Final Cut

Final Cut


Segunda parte: Fuego » 42

Página 82 de 109

4

2

«¿QUIZÁS ALGO DE SU PASADO? No, seguro que algo de su pasado».

Las palabras de MacDeath se repetían en la mente de Clara mientras recorría el pasillo en dirección a su despacho.

El Sin Nombre había matado ya a catorce mujeres, si no a más. ¿Y qué hacía ella? Examinar su pasado. Pero tal vez su pasado los condujera al asesino.

Y el pasado significaba para Clara, casi siempre, su hermana Claudia. Que estaba muerta. Posiblemente por su culpa.

Los padres de Clara siempre llamaban a Claudia «el mejor de los accidentes», porque no contaban con tener otro hijo. Clara tenía diez años cuando Claudia llegó al mundo. Y acompañar a su hermana pequeña en su crecimiento, compartir con ella su descubrimiento del mundo, significó para Clara volver a vivir su primera infancia.

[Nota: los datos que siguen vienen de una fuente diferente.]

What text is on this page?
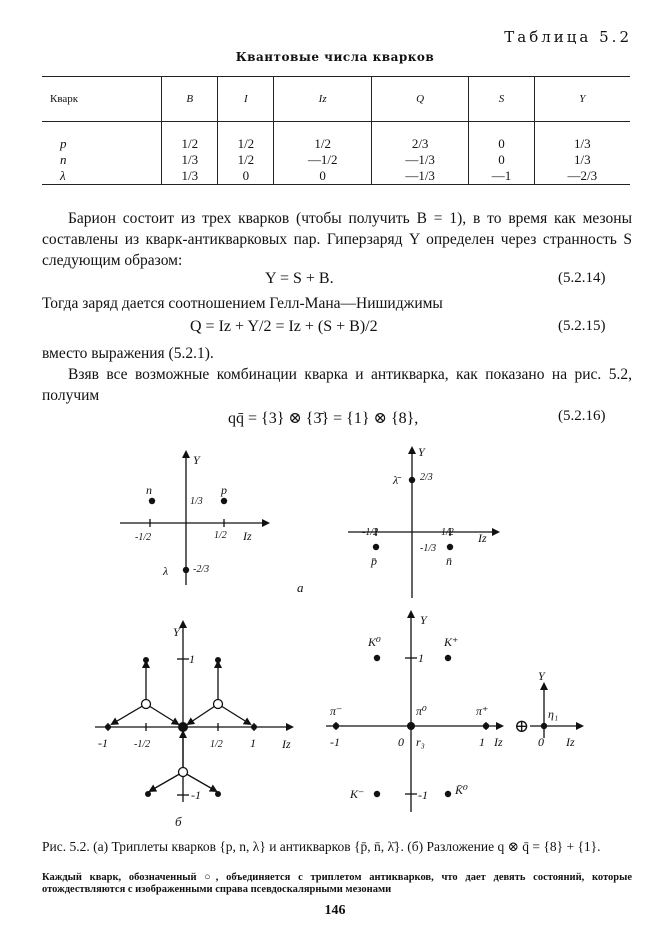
Таблица 5.2
Квантовые числа кварков
Кварк	B	I	Iz	Q	S	Y
p	1/2	1/2	1/2	2/3	0	1/3
n	1/3	1/2	—1/2	—1/3	0	1/3
λ	1/3	0	0	—1/3	—1	—2/3
Барион состоит из трех кварков (чтобы получить B = 1), в то время как мезоны составлены из кварк-антикварковых пар. Гиперзаряд Y определен через странность S следующим образом:
Y = S + B.	(5.2.14)
Тогда заряд дается соотношением Гелл-Мана—Нишиджимы
Q = Iz + Y/2 = Iz + (S + B)/2	(5.2.15)
вместо выражения (5.2.1).
Взяв все возможные комбинации кварка и антикварка, как показано на рис. 5.2, получим
qq̄ = {3} ⊗ {3̄} = {1} ⊗ {8},	(5.2.16)
Y
Iz
n	p
λ
1/3
-2/3
-1/2	1/2
а
Y
Iz
λ̄
p̄	n̄
2/3
-1/3
-1/2	1/2
Y
Iz
-1	-1/2	1/2 1
1
-1
б
Y
Iz
K⁰	K⁺
π⁻	π⁰	π⁺
r₃
K⁻	K̄⁰
-1	0	1
1
-1
⊕
Y
Iz
η₁
0
Рис. 5.2. (а) Триплеты кварков {p, n, λ} и антикварков {p̄, n̄, λ̄}. (б) Разложение q ⊗ q̄ = {8} + {1}.
Каждый кварк, обозначенный ○, объединяется с триплетом антикварков, что дает девять состояний, которые отождествляются с изображенными справа псевдоскалярными мезонами
146
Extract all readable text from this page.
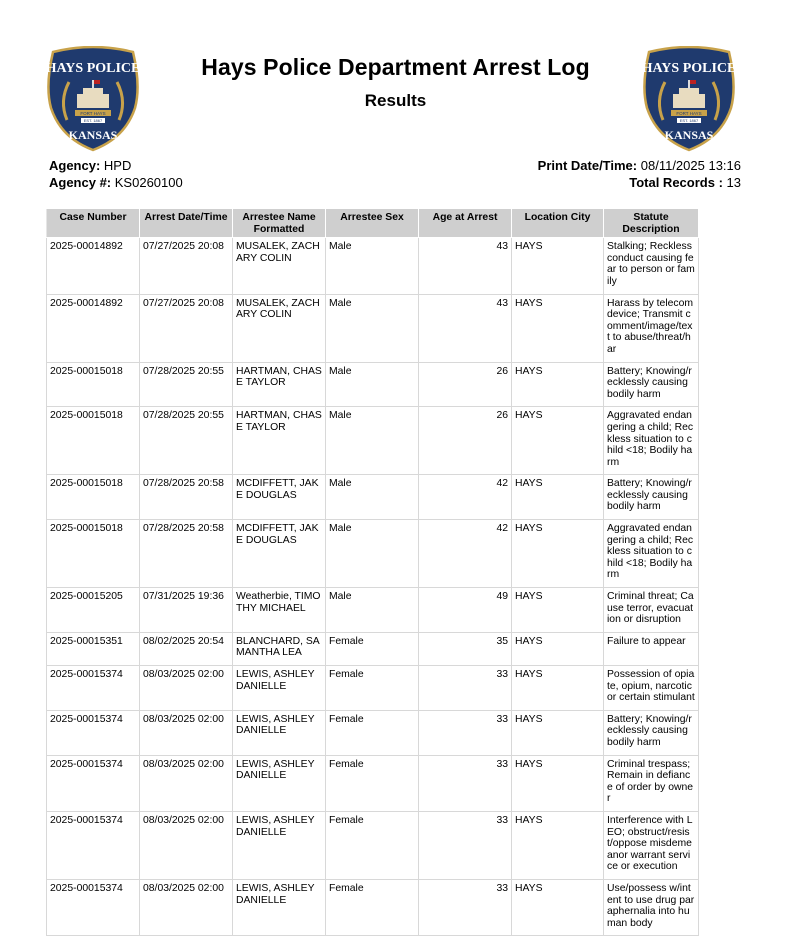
HAYS POLICE
FORT HAYS
EST. 1867
KANSAS
HAYS POLICE
FORT HAYS
EST. 1867
KANSAS
Hays Police Department Arrest Log
Results
Agency: HPD
Agency #: KS0260100
Print Date/Time: 08/11/2025 13:16
Total Records : 13
Case Number	Arrest Date/Time	Arrestee Name Formatted	Arrestee Sex	Age at Arrest	Location City	Statute Description
2025-00014892	07/27/2025 20:08	MUSALEK, ZACHARY COLIN	Male	43	HAYS	Stalking; Reckless conduct causing fear to person or family
2025-00014892	07/27/2025 20:08	MUSALEK, ZACHARY COLIN	Male	43	HAYS	Harass by telecom device; Transmit comment/image/text to abuse/threat/har
2025-00015018	07/28/2025 20:55	HARTMAN, CHASE TAYLOR	Male	26	HAYS	Battery; Knowing/recklessly causing bodily harm
2025-00015018	07/28/2025 20:55	HARTMAN, CHASE TAYLOR	Male	26	HAYS	Aggravated endangering a child; Reckless situation to child <18; Bodily harm
2025-00015018	07/28/2025 20:58	MCDIFFETT, JAKE DOUGLAS	Male	42	HAYS	Battery; Knowing/recklessly causing bodily harm
2025-00015018	07/28/2025 20:58	MCDIFFETT, JAKE DOUGLAS	Male	42	HAYS	Aggravated endangering a child; Reckless situation to child <18; Bodily harm
2025-00015205	07/31/2025 19:36	Weatherbie, TIMOTHY MICHAEL	Male	49	HAYS	Criminal threat; Cause terror, evacuation or disruption
2025-00015351	08/02/2025 20:54	BLANCHARD, SAMANTHA LEA	Female	35	HAYS	Failure to appear
2025-00015374	08/03/2025 02:00	LEWIS, ASHLEY DANIELLE	Female	33	HAYS	Possession of opiate, opium, narcotic or certain stimulant
2025-00015374	08/03/2025 02:00	LEWIS, ASHLEY DANIELLE	Female	33	HAYS	Battery; Knowing/recklessly causing bodily harm
2025-00015374	08/03/2025 02:00	LEWIS, ASHLEY DANIELLE	Female	33	HAYS	Criminal trespass; Remain in defiance of order by owner
2025-00015374	08/03/2025 02:00	LEWIS, ASHLEY DANIELLE	Female	33	HAYS	Interference with LEO; obstruct/resist/oppose misdemeanor warrant service or execution
2025-00015374	08/03/2025 02:00	LEWIS, ASHLEY DANIELLE	Female	33	HAYS	Use/possess w/intent to use drug paraphernalia into human body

Y entonces ya adivinaba lo que más adelante se convirtió en certeza: que esa primera infancia iba a ser para ella la mejor parle de su vida.

¡Qué idílica y contemplativa vida llevaban en el pueblecito a las afueras de Bremen al que las circunstancias llevaron a sus padres! La puerta de la terraza de su pequeña casa estaba todo el verano abierta; era viernes, se había acabado la escuela, limonada y helados en la nevera, las bicicletas en el garaje y el sol brillando en el cielo. El sábado hicieron una barbacoa y los vecinos y sus hijos pasaron a visitarlos. Los niños de la casa de enfrente se llevaron sus conejos, que brincaban por el jardín curioseándolo todo. Otros vecinos llevaron cobayas, y dos se escaparon. El gato del vecino mató a una y se armó un gran alboroto.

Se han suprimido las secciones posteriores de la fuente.